On vous imagine président d'ici quelques mois, le pays reste toujours coupé en deux. Que faites-vous ?
Si je suis élu président de la Côte d'Ivoire, je vous garantis que le pays sera réunifié.

Et comment ? De force ou par le dialogue ?
Je laisse cette carte, sinon nos adversaires vont l'utiliser.

Dr. Coulibaly, quelle est votre vision pour la Côte d'Ivoire ?
Notre vision pour la Côte d'Ivoire ? D'abord je vous remercie. C'est l'une des rares fois où on me demande qu'elle est ma vision. Habituellement, on me demande mon programme de gouvernement. Je leur réponds pour dire que je ne suis pas Premier ministre. Un programme de gouvernement, c'est pour le Premier ministre. Un chef d'Etat, un leader, c'est une vision. Nous avons une vision pour la Côte d'Ivoire sur 50 ans. Notre vision est de faire de notre pays, un pays émergent. Peut-être que nous ne serons pas là pour voir les fruits de ces 50 ans. Mais c'est cela notre rêve, notre vision pour la Côte d'Ivoire.

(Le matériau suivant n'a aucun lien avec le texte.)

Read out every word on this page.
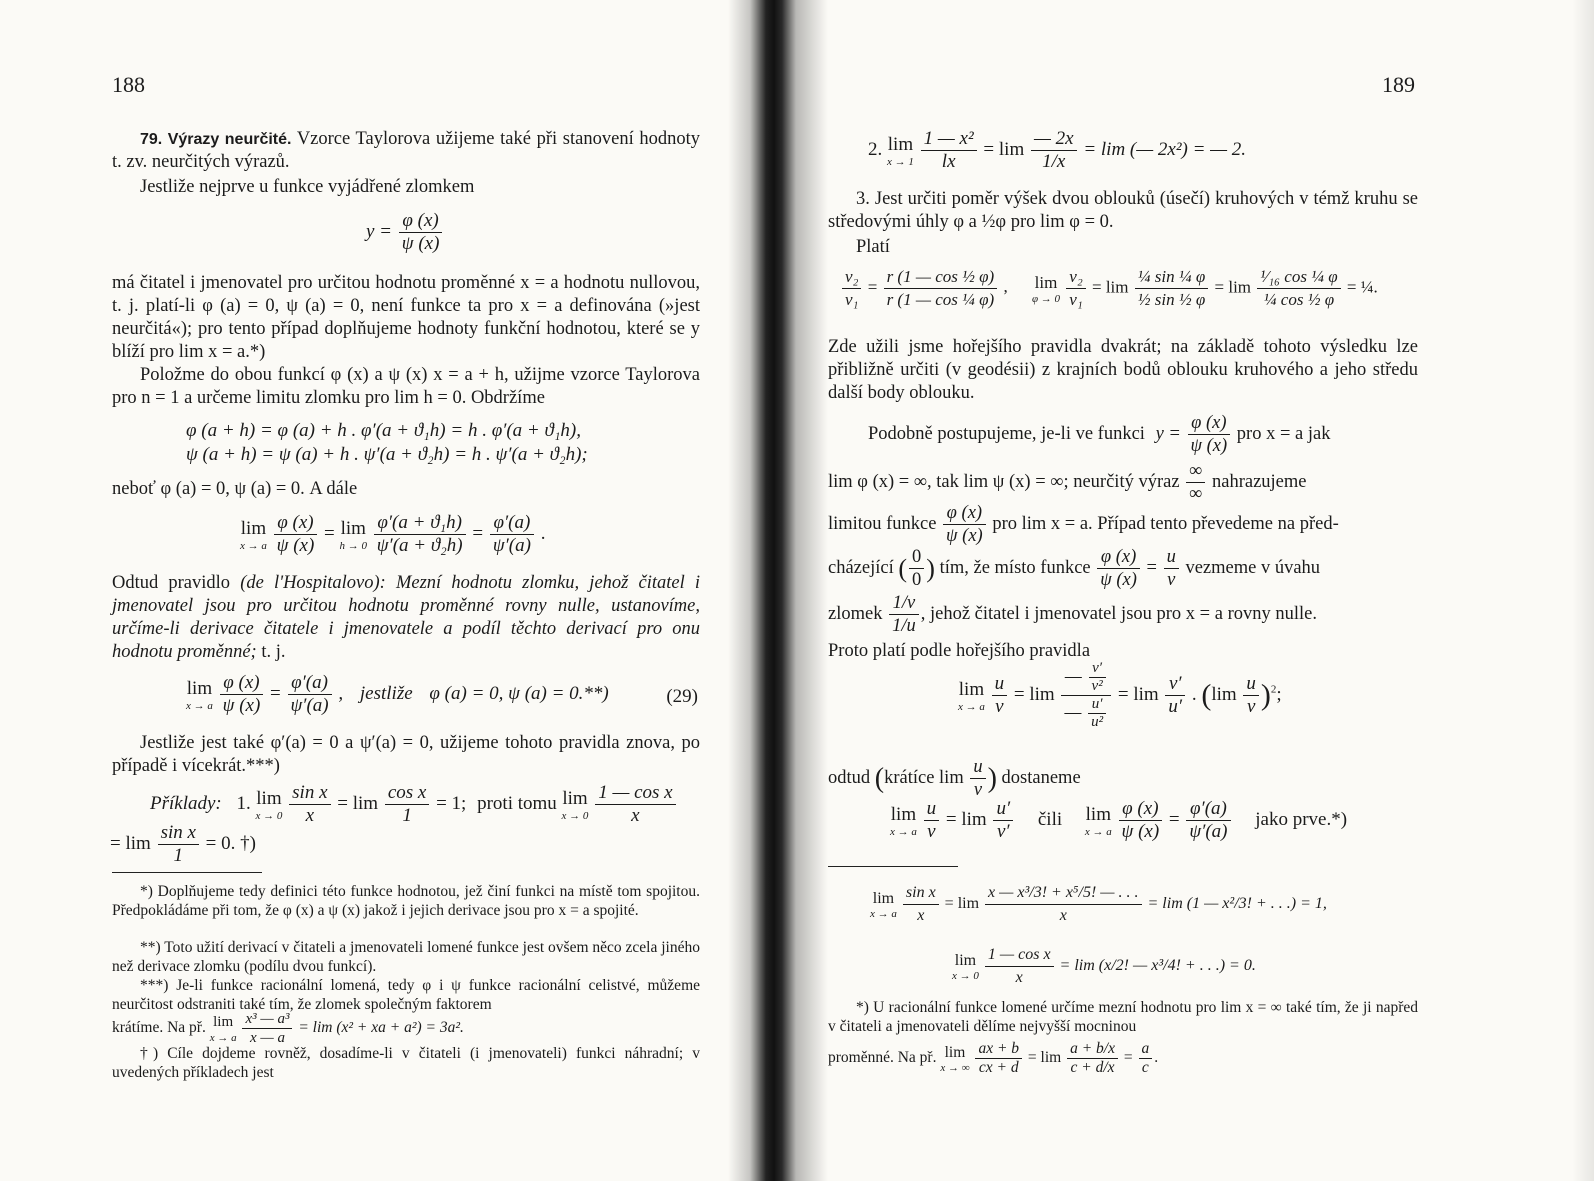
188
79. Výrazy neurčité. Vzorce Taylorova užijeme také při stanovení hodnoty t. zv. neurčitých výrazů.
Jestliže nejprve u funkce vyjádřené zlomkem
$y = \frac{\varphi (x)}{\psi (x)}$
má čitatel i jmenovatel pro určitou hodnotu proměnné x = a hodnotu nullovou, t. j. platí-li φ (a) = 0, ψ (a) = 0, není funkce ta pro x = a definována (»jest neurčitá«); pro tento případ doplňujeme hodnoty funkční hodnotou, které se y blíží pro lim x = a.*)
Položme do obou funkcí φ (x) a ψ (x) x = a + h, užijme vzorce Taylorova pro n = 1 a určeme limitu zlomku pro lim h = 0. Obdržíme
φ (a + h) = φ (a) + h . φ′(a + ϑ₁h) = h . φ′(a + ϑ₁h),
ψ (a + h) = ψ (a) + h . ψ′(a + ϑ₂h) = h . ψ′(a + ϑ₂h);
neboť φ (a) = 0, ψ (a) = 0. A dále
lim
x → a
$\frac{\varphi (x)}{\psi (x)} = \lim$
h → 0
$\frac{\text{φ′(a + ϑ₁h)}}{\text{ψ′(a + ϑ₂h)}} = \frac{\varphi'(a)}{\psi'(a)}$ .
Odtud pravidlo (de l'Hospitalovo): Mezní hodnotu zlomku, jehož čitatel i jmenovatel jsou pro určitou hodnotu proměnné rovny nulle, ustanovíme, určíme-li derivace čitatele i jmenovatele a podíl těchto derivací pro onu hodnotu proměnné; t. j.
lim
x → a
$\frac{\varphi (x)}{\psi (x)} = \frac{\varphi'(a)}{\psi'(a)}$ , jestliže φ (a) = 0, ψ (a) = 0.**)	(29)
Jestliže jest také φ′(a) = 0 a ψ′(a) = 0, užijeme tohoto pravidla znova, po případě i vícekrát.***)
Příklady: 1. lim
x → 0
$\frac{\text{sin x}}{x} = \lim \frac{\text{cos x}}{1} = 1$; proti tomu lim
x → 0
$\frac{\text{1 — cos x}}{x}$
= $\lim \frac{\text{sin x}}{1} = 0$. †)
*) Doplňujeme tedy definici této funkce hodnotou, jež činí funkci na místě tom spojitou. Předpokládáme při tom, že φ (x) a ψ (x) jakož i jejich derivace jsou pro x = a spojité.
**) Toto užití derivací v čitateli a jmenovateli lomené funkce jest ovšem něco zcela jiného než derivace zlomku (podílu dvou funkcí).
***) Je-li funkce racionální lomená, tedy φ i ψ funkce racionální celistvé, můžeme neurčitost odstraniti také tím, že zlomek společným faktorem
krátíme. Na př. lim
x → a
$\frac{\text{x³ — a³}}{x — a} = \lim (x^2$ + xa + a²) = 3a².
†) Cíle dojdeme rovněž, dosadíme-li v čitateli (i jmenovateli) funkci náhradní; v uvedených příkladech jest
189
2. lim
x → 1
$\frac{\text{1 — x²}}{lx} = \lim \frac{— 2x}{1/x} = \lim$ (— 2x²) = — 2.
3. Jest určiti poměr výšek dvou oblouků (úsečí) kruhových v témž kruhu se středovými úhly φ a ½φ pro lim φ = 0.
Platí
$\frac{\text{v₂}}{\text{v₁}} = \frac{\text{r (1 — cos ½ φ)}}{\text{r (1 — cos ¼ φ)}}$ , lim
φ → 0
$\frac{\text{v₂}}{\text{v₁}} = \lim \frac{\text{¼ sin ¼ φ}}{\text{½ sin ½ φ}} = \lim \frac{\text{¹⁄₁₆ cos ¼ φ}}{\text{¼ cos ½ φ}}$ = ¼.
Zde užili jsme hořejšího pravidla dvakrát; na základě tohoto výsledku lze přibližně určiti (v geodésii) z krajních bodů oblouku kruhového a jeho středu další body oblouku.
Podobně postupujeme, je-li ve funkci $y = \frac{\varphi (x)}{\psi (x)}$ pro x = a jak
lim φ (x) = ∞, tak lim ψ (x) = ∞; neurčitý výraz $\frac{\infty}{\infty}$ nahrazujeme
limitou funkce $\frac{\varphi (x)}{\psi (x)}$ pro lim x = a. Případ tento převedeme na před-
cházející ( $\frac{0}{0}$ ) tím, že místo funkce $\frac{\varphi (x)}{\psi (x)} = \frac{u}{v}$ vezmeme v úvahu
zlomek $\frac{1/v}{1/u}$ , jehož čitatel i jmenovatel jsou pro x = a rovny nulle.
Proto platí podle hořejšího pravidla
lim
x → a
$\frac{u}{v} = \lim \frac{— \frac{v'}{\text{v²}}}{— \frac{u'}{\text{u²}}} = \lim \frac{v'}{u'}$ . $(\lim \frac{u}{v} )^2$;
odtud (krátíce $\lim \frac{u}{v}$ ) dostaneme
lim
x → a
$\frac{u}{v} = \lim \frac{u'}{v'}$ čili lim
x → a
$\frac{\varphi (x)}{\psi (x)} = \frac{\varphi'(a)}{\psi'(a)}$ jako prve.*)
lim
x → a
$\frac{\text{sin x}}{x} = \lim \frac{\text{x — x³/3! + x⁵/5! — . . .}}{x} = \lim (1$ — x²/3! + . . .) = 1,
lim
x → 0
$\frac{\text{1 — cos x}}{x} = \lim (x/2$! — x³/4! + . . .) = 0.
*) U racionální funkce lomené určíme mezní hodnotu pro lim x = ∞ také tím, že ji napřed v čitateli a jmenovateli dělíme nejvyšší mocninou
proměnné. Na př. lim
x → ∞
$\frac{ax + b}{cx + d} = \lim \frac{a + b/x}{c + d/x} = \frac{a}{c}$ .
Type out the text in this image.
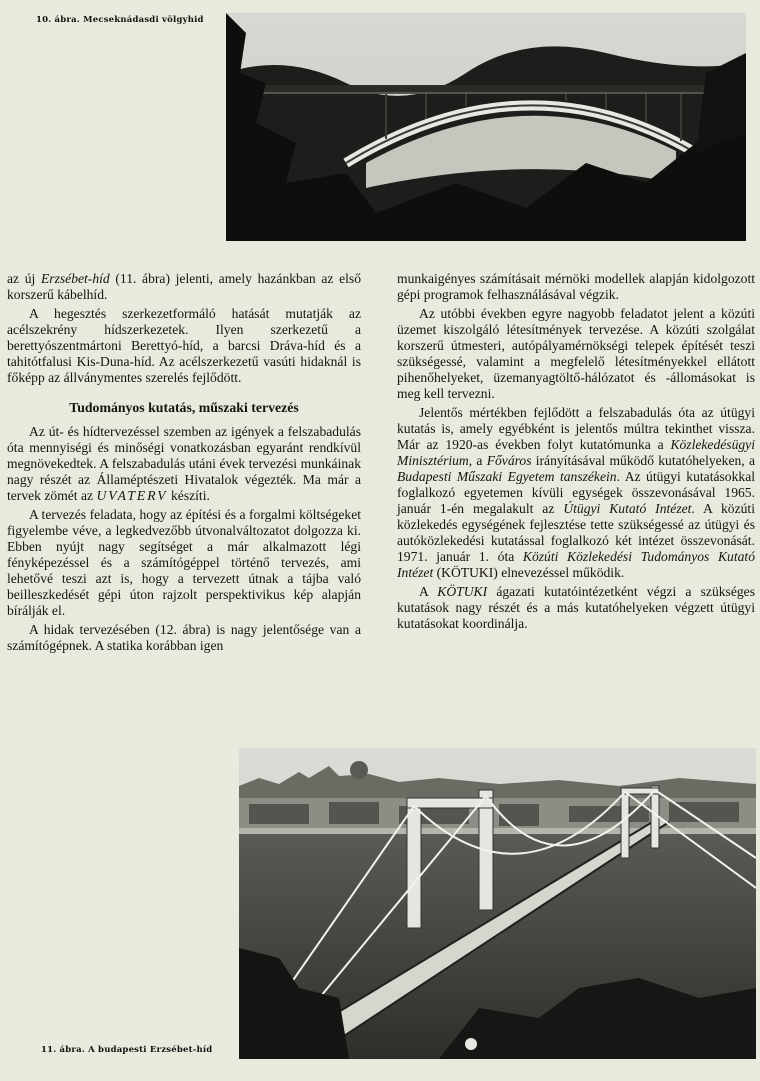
10. ábra. Mecseknádasdi völgyhid

az új Erzsébet-híd (11. ábra) jelenti, amely hazánkban az első korszerű kábelhíd.

A hegesztés szerkezetformáló hatását mutatják az acélszekrény hídszerkezetek. Ilyen szerkezetű a berettyószentmártoni Berettyó-híd, a barcsi Dráva-híd és a tahitótfalusi Kis-Duna-híd. Az acélszerkezetű vasúti hidaknál is főképp az állványmentes szerelés fejlődött.

Tudományos kutatás, műszaki tervezés

Az út- és hídtervezéssel szemben az igények a felszabadulás óta mennyiségi és minőségi vonatkozásban egyaránt rendkívül megnövekedtek. A felszabadulás utáni évek tervezési munkáinak nagy részét az Államéptészeti Hivatalok végezték. Ma már a tervek zömét az UVATERV készíti.

A tervezés feladata, hogy az építési és a forgalmi költségeket figyelembe véve, a legkedvezőbb útvonalváltozatot dolgozza ki. Ebben nyújt nagy segítséget a már alkalmazott légi fényképezéssel és a számítógéppel történő tervezés, ami lehetővé teszi azt is, hogy a tervezett útnak a tájba való beilleszkedését gépi úton rajzolt perspektivikus kép alapján bírálják el.

A hidak tervezésében (12. ábra) is nagy jelentősége van a számítógépnek. A statika korábban igen

munkaigényes számításait mérnöki modellek alapján kidolgozott gépi programok felhasználásával végzik.

Az utóbbi években egyre nagyobb feladatot jelent a közúti üzemet kiszolgáló létesítmények tervezése. A közúti szolgálat korszerű útmesteri, autópályamérnökségi telepek építését teszi szükségessé, valamint a megfelelő létesítményekkel ellátott pihenőhelyeket, üzemanyagtöltő-hálózatot és -állomásokat is meg kell tervezni.

Jelentős mértékben fejlődött a felszabadulás óta az útügyi kutatás is, amely egyébként is jelentős múltra tekinthet vissza. Már az 1920-as években folyt kutatómunka a Közlekedésügyi Minisztérium, a Főváros irányításával működő kutatóhelyeken, a Budapesti Műszaki Egyetem tanszékein. Az útügyi kutatásokkal foglalkozó egyetemen kívüli egységek összevonásával 1965. január 1-én megalakult az Útügyi Kutató Intézet. A közúti közlekedés egységének fejlesztése tette szükségessé az útügyi és autóközlekedési kutatással foglalkozó két intézet összevonását. 1971. január 1. óta Közúti Közlekedési Tudományos Kutató Intézet (KÖTUKI) elnevezéssel működik.

A KÖTUKI ágazati kutatóintézetként végzi a szükséges kutatások nagy részét és a más kutatóhelyeken végzett útügyi kutatásokat koordinálja.

11. ábra. A budapesti Erzsébet-híd
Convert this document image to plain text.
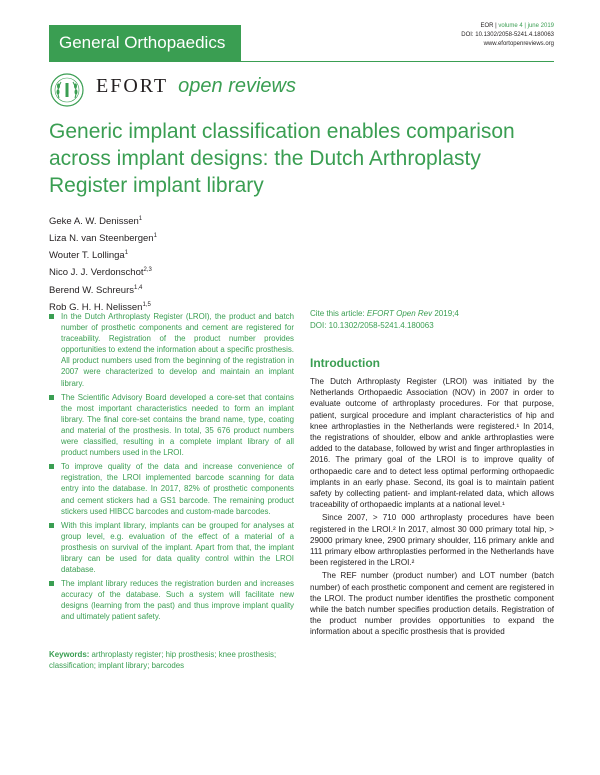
General Orthopaedics
EOR | volume 4 | june 2019
DOI: 10.1302/2058-5241.4.180063
www.efortopenreviews.org
EFORT open reviews
Generic implant classification enables comparison across implant designs: the Dutch Arthroplasty Register implant library
Geke A. W. Denissen$^1$
Liza N. van Steenbergen$^1$
Wouter T. Lollinga$^1$
Nico J. J. Verdonschot$^{2,3}$
Berend W. Schreurs$^{1,4}$
Rob G. H. H. Nelissen$^{1,5}$
Cite this article: EFORT Open Rev 2019;4
DOI: 10.1302/2058-5241.4.180063
In the Dutch Arthroplasty Register (LROI), the product and batch number of prosthetic components and cement are registered for traceability. Registration of the product number provides opportunities to extend the information about a specific prosthesis. All product numbers used from the beginning of the registration in 2007 were characterized to develop and maintain an implant library.
The Scientific Advisory Board developed a core-set that contains the most important characteristics needed to form an implant library. The final core-set contains the brand name, type, coating and material of the prosthesis. In total, 35 676 product numbers were classified, resulting in a complete implant library of all product numbers used in the LROI.
To improve quality of the data and increase convenience of registration, the LROI implemented barcode scanning for data entry into the database. In 2017, 82% of prosthetic components and cement stickers had a GS1 barcode. The remaining product stickers used HIBCC barcodes and custom-made barcodes.
With this implant library, implants can be grouped for analyses at group level, e.g. evaluation of the effect of a material of a prosthesis on survival of the implant. Apart from that, the implant library can be used for data quality control within the LROI database.
The implant library reduces the registration burden and increases accuracy of the database. Such a system will facilitate new designs (learning from the past) and thus improve implant quality and ultimately patient safety.
Keywords: arthroplasty register; hip prosthesis; knee prosthesis; classification; implant library; barcodes
Introduction

The Dutch Arthroplasty Register (LROI) was initiated by the Netherlands Orthopaedic Association (NOV) in 2007 in order to evaluate outcome of arthroplasty procedures. For that purpose, patient, surgical procedure and implant characteristics of hip and knee arthroplasties in the Netherlands were registered.¹ In 2014, the registrations of shoulder, elbow and ankle arthroplasties were added to the database, followed by wrist and finger arthroplasties in 2016. The primary goal of the LROI is to improve quality of orthopaedic care and to detect less optimal performing orthopaedic implants in an early phase. Second, its goal is to maintain patient safety by collecting patient- and implant-related data, which allows traceability of orthopaedic implants at a national level.¹

Since 2007, > 710 000 arthroplasty procedures have been registered in the LROI.² In 2017, almost 30 000 primary total hip, > 29000 primary knee, 2900 primary shoulder, 116 primary ankle and 111 primary elbow arthroplasties performed in the Netherlands have been registered in the LROI.²

The REF number (product number) and LOT number (batch number) of each prosthetic component and cement are registered in the LROI. The product number identifies the prosthetic component while the batch number specifies production details. Registration of the product number provides opportunities to expand the information about a specific prosthesis that is provided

C'est la vision de tous les leaders, c'est pour cela que je vous donne des points spécifiques.
Quand vous dites ça, vous nous invitez à la récitation. Nous allons construire des écoles, des hôpitaux…Nous ne rentrons pas dans cela.

Mais vous pouvez avoir une vision pour l'école ivoirienne.
Notre vision, c'est de faire de la Côte d'Ivoire un pays émergent. Pour pouvoir avoir un pays émergent, il faut pouvoir réconcilier les Ivoiriens. Il faut une Côte d'Ivoire aimante et une Côte d'Ivoire aimée. Une Côte d'Ivoire réconciliée avec la morale d'abord, ensuite une Côte d'Ivoire réconciliée avec l'Etat, et enfin une Côte d'Ivoire réconciliée avec elle-même. Aujourd'hui, le véritable problème de l'Ivoirien c'est son rapport avec l'argent. Pour de l'argent, on est prêt à tout. On paye pour aller dans les grandes écoles, on paye…C'est le rapport de l'Ivoirien avec l'argent. Il faut donner de nouvelles valeurs aux Ivoiriens. A partir de ce moment-là, l'Ivoirien peut avoir confiance en l'Etat.

Vous sentez-vous apte à gagner ces élections face à des ténors, des monstres politiques comme Gbagbo, Alassane ou Bédié ?
Le Président Gbagbo a répondu à la question. C'est Dieu qui donne le pouvoir. Il le donne à qui il veut, quand il veut et comme il veut. Ceux qui ont lu la bible connaissent l'histoire du petit David. Dieu l'a sorti pour lui donner le pouvoir.